I fell for the ezekiel sprouted grain thing once. Never again. First of all, it's not real bread; i don't think it has any flour in it. and if it does, it just has a weird and unpleasant consistency. if you're looking for a flourless bread replacement and you're not expecting it to taste or feel like real bread, then go for it. otherwise, run far in the opposite direction.
as far as freezing bread goes: we keep our bread and pitas in the freezer and thaw it, as we need it. we don't eat a lot of bread and it tends to go stale before we get through it, so this has been a good solution for us. i'll usually either pop it in the microwave for 20 seconds or put it right into the toaster. otherwise, just leave slices out for ten minutes or so and they'll defrost. if i buy fresh bread or a baguette from a bakery, i'll try to get through it before it goes stale. otherwise, defrost in microwave and crisp it up in the oven.
Is it dough or cooked?
If it's dough defrosting can take several hours. Generally you put it in a bowl or bread pan on a countertop and cover with a damp cloth or plastic wrap that has been coated with butter or cooking spray, then let it sit until it rises to the desired height.
Bread freezes amazingly well -- even sandwich bread. My family often keeps sandwich bread in the freezer, removing slices as needed.
Slices thaw quickly at room temp. Even a whole loaf will probably thaw in under an hour . Keep slices wrapped in plastic or they will dry out while thawing. It doesn't get soggy (not sure why ... it just doesn't).
You can also pop it into the toaster while it's still frozen.

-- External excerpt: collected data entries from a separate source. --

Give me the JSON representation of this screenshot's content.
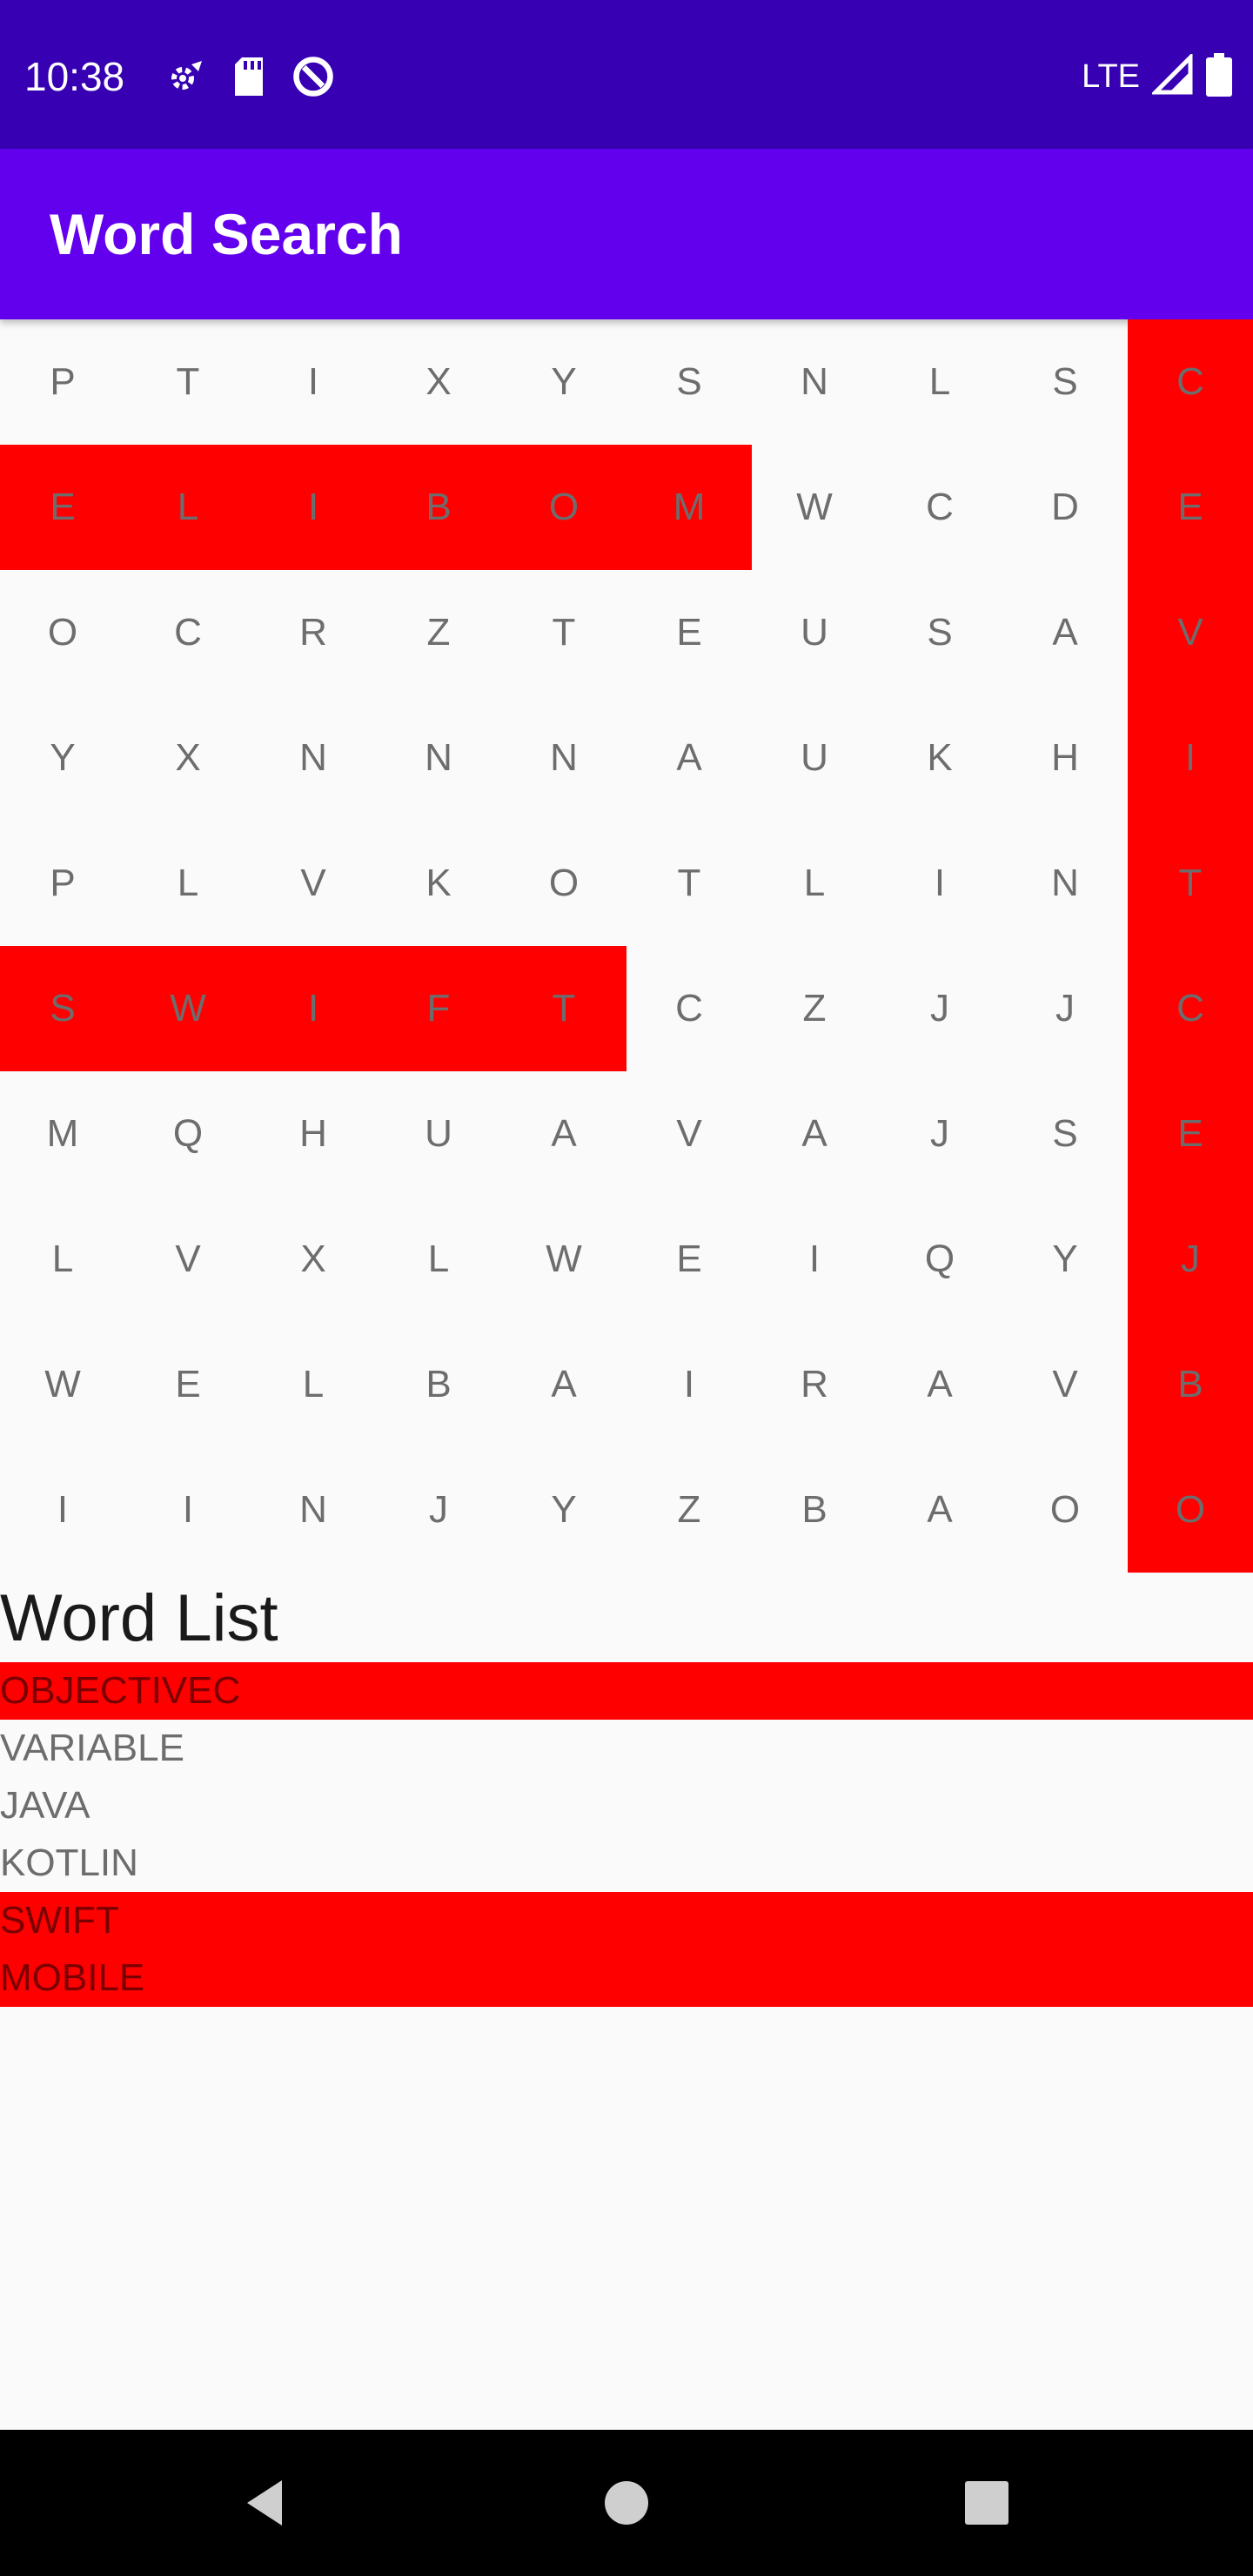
{
  "status_bar": {
    "time": "10:38",
    "network": "LTE",
    "left_icons": [
      "settings-icon",
      "sd-card-icon",
      "data-saver-icon"
    ],
    "right_icons": [
      "signal-icon",
      "battery-icon"
    ]
  },
  "app_bar": {
    "title": "Word Search"
  },
  "grid": {
    "rows": [
      [
        "P",
        "T",
        "I",
        "X",
        "Y",
        "S",
        "N",
        "L",
        "S",
        "C"
      ],
      [
        "E",
        "L",
        "I",
        "B",
        "O",
        "M",
        "W",
        "C",
        "D",
        "E"
      ],
      [
        "O",
        "C",
        "R",
        "Z",
        "T",
        "E",
        "U",
        "S",
        "A",
        "V"
      ],
      [
        "Y",
        "X",
        "N",
        "N",
        "N",
        "A",
        "U",
        "K",
        "H",
        "I"
      ],
      [
        "P",
        "L",
        "V",
        "K",
        "O",
        "T",
        "L",
        "I",
        "N",
        "T"
      ],
      [
        "S",
        "W",
        "I",
        "F",
        "T",
        "C",
        "Z",
        "J",
        "J",
        "C"
      ],
      [
        "M",
        "Q",
        "H",
        "U",
        "A",
        "V",
        "A",
        "J",
        "S",
        "E"
      ],
      [
        "L",
        "V",
        "X",
        "L",
        "W",
        "E",
        "I",
        "Q",
        "Y",
        "J"
      ],
      [
        "W",
        "E",
        "L",
        "B",
        "A",
        "I",
        "R",
        "A",
        "V",
        "B"
      ],
      [
        "I",
        "I",
        "N",
        "J",
        "Y",
        "Z",
        "B",
        "A",
        "O",
        "O"
      ]
    ],
    "highlight_color": "#ff0000"
  },
  "word_list": {
    "title": "Word List",
    "items": [
      {
        "word": "OBJECTIVEC",
        "found": true
      },
      {
        "word": "VARIABLE",
        "found": false
      },
      {
        "word": "JAVA",
        "found": false
      },
      {
        "word": "KOTLIN",
        "found": false
      },
      {
        "word": "SWIFT",
        "found": true
      },
      {
        "word": "MOBILE",
        "found": true
      }
    ]
  },
  "nav_bar": {
    "buttons": [
      "back-icon",
      "home-icon",
      "recents-icon"
    ]
  },
  "colors": {
    "status_bar": "#3700b3",
    "app_bar": "#6200ee",
    "highlight": "#ff0000"
  }
}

First, is the frozen bread packaged in a wrapper that has instructions on it? If so, follow them. Otherwise, slow thawing will take place in the fridge, faster thawing will occur on the counter. Is the bread already sliced? If so, you can thaw what you need at a given time.
I bake bread and freeze it, using only what I need at a given time. Works for me!
As for the word, 'organic', with respect to how food is produced doesn't register with me. Anything composed of carbon, hydrogen, and oxygen is organic. That includes you and me.